As I delve deeper into the video world, the gulf between still and video photography is becoming more apparent than ever.
David Adam Edelstein left a comment this morning on whether I missed still photography when I shot video. What I miss is the ability to be completely involved and subsumed in the reality of the moment, and use that immersion as the source of my imagery. Perhaps I will get there in video, but now I am too technically inept with the camera to have any attention left for anything else. I'm still stumblefingered with the gear, and I don't have a good feedback loop in my mind to understand how what I'm doing is going to be expressed. A good chunk of the ideas I have at the time tend not to work. Such is the climb up a learning curve.
The still photograph is a complete work. By virtue of removing an image from the stream of time, it becomes compelling in its own right. Photography shows us a reality that cannot be seen any other way. There is no corresponding revealed instant in video. What you saw a moment ago affects how you'll respond to what you haven't seen yet, but are about to. The stream is the work. There is no decisive moment. It's a little like if the only way your photographs could be experienced was in a completed book, and you had to have the image of the book existing in your mind when you made the sequence of photographs.
So video, at this point, keeps me at a distance from my experience. I want that to change, and I think it will. Not only must I develop a new kind of camerawork, but much of the work of video is the composition of the final cut, and mastery of yet another set of tools. That part is a lonely, difficult task.
What keeps me going is the compelling storytelling capacity of the medium that trumps anything still photography can deliver. I've seen a lot of audio slideshows, using stills, that attempt to bridge that gap, but few have left me with anything except the sense that the wrong medium was in play. I'm seeking a better way.
What I'm working on now is a piece about the Tractor Tavern square dance. I have a Flickr set on the same subject, so compare the two when I post the video.
Doug, I've been following your recent heroic transitional struggles with the bemused interest of someone who has no need or desire to follow (as the old joke has it, "I love work: I could watch it all day").
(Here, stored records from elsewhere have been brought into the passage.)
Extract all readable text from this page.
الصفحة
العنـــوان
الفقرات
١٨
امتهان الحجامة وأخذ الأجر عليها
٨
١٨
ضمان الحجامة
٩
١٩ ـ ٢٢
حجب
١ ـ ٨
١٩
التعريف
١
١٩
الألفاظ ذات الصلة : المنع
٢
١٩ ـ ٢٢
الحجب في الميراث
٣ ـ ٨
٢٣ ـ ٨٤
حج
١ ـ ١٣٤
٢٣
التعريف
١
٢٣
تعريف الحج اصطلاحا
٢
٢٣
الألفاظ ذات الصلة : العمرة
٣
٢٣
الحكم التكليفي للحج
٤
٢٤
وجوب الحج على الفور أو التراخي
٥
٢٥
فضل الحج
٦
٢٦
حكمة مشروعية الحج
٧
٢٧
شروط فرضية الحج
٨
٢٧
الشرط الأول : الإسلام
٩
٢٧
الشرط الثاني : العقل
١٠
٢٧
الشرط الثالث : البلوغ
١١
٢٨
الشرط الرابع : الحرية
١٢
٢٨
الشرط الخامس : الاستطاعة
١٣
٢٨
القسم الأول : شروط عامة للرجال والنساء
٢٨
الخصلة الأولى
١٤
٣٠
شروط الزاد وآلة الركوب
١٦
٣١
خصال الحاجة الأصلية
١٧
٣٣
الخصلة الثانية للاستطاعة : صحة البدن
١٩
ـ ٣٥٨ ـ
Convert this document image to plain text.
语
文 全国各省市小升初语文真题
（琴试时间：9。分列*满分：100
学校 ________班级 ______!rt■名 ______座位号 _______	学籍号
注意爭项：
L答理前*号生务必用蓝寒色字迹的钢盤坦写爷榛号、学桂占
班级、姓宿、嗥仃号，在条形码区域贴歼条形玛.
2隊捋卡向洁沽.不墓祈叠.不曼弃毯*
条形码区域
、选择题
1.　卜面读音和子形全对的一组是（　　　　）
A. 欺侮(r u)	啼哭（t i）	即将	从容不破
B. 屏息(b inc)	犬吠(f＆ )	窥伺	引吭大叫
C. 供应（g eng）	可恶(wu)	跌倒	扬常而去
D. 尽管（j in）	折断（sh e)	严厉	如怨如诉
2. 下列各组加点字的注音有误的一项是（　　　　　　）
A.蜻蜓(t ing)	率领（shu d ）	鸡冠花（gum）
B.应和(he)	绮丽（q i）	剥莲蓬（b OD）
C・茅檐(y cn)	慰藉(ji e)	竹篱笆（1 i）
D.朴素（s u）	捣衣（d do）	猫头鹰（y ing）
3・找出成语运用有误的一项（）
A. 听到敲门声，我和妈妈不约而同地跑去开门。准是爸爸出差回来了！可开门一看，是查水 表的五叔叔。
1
The thing that strikes me about video (and why I have, as yet, no interest in it) is the way that it always foregrounds the "reality value" of its content. The thing most people never learn about still photography is how to see past the subject ("It's a squaredance") to appreciate the expressive 2-D aesthetic of shape, tone, colour and composition -- that's why they get hung up on things like sharpness, "white balance" and the like. Your Flikr set exemplifies the way a skilled, sensitive still photographer can capture a mood, and use a selective process to say "Look, this is what it feels like, it's a warm, pink, blurry, smiley, communal kind of thing".
The video of the same squaredance moves me along in chunks of real time, so that I don't dwell on (or have my attention focussed on) aspects of the scene that might challenge my everyday perception of what is going on ("It's a squaredance; there's a pretty girl; hey, nice shoes") but on the other hand it does give a much more accurate representation of dance moves, body language, context, etc. I'm getting more information about the subject, which my brain trusts (and selects) as if it were reality.
The dilemma is exemplified, for me, by this: there's a moment towards the end of your Tractor Tavern video when a girl is clogging on a raised platform, and her movements are magical -- I want to watch her, nothing else. Video reveals the movement to me, but also takes it away before I'm ready. Still photography would let me gaze as long as I like, but could only ever hint at her movements. Reconciling those two desires (identifying the "good bits"; putting them together in a satisfying and revealing way) may of course simply be what truly excellent video editing is all about... Lots of luck, Doug, we're watching your progress with interest!
Posted by: Mike C. | July 18, 2008 at 02:38 AM
Mike, thank you for a thoughtful exegesis of this whole enterprise. It's why I will continue to do both still and video, because each has attributes that are compelling to me. What you said about photography is spot on--a successful photograph is one which engages qualities removed from the context of reality, while still referring back to it. I can engage myself photographically, because some other trigger is at work--oh, nice swirl, great color, interesting juxtaposition--that might just as easily be triggered in some completely different environment. The clip of Skye clogging on stage is magical, and is so because of the flow and movement only video can record, and I can tease the viewer and up the tension of the piece by keeping the clip short and composing it within other elements.